The skepticism goes like this: It's too early to know that AI is driving the current pickup in productivity, and even if it is, the sheer scale of AI investment may mean interest rates need to be higher, at least in the near term. Alternative theories behind the productivity jump include investments in other labor-saving technology and a burst in new-business formation.

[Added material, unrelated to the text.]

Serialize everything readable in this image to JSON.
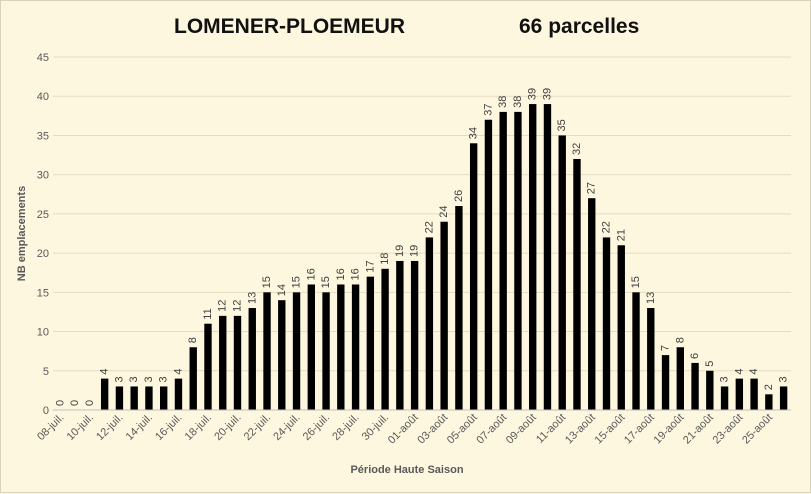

"I don't think I'm alone in this, but the growth and productivity we've seen over the last year or two isn't from AI," Waller, who until Warsh's selection had been in contention for the Fed's top job, said in a panel discussion on Feb. 23. "I don't think any of us believe that that's the big driver."

Balance Sheet Pushback
The other pillar of Warsh's outlook, which shrinking the Fed's $6.6 trillion balance sheet can create room for cuts, also hasn't gained traction among policymakers or on Wall Street. The Fed's securities holdings ballooned in part because officials judged more stimulus was needed when the central bank's benchmark rate hit zero during the Global Financial Crisis and during the pandemic.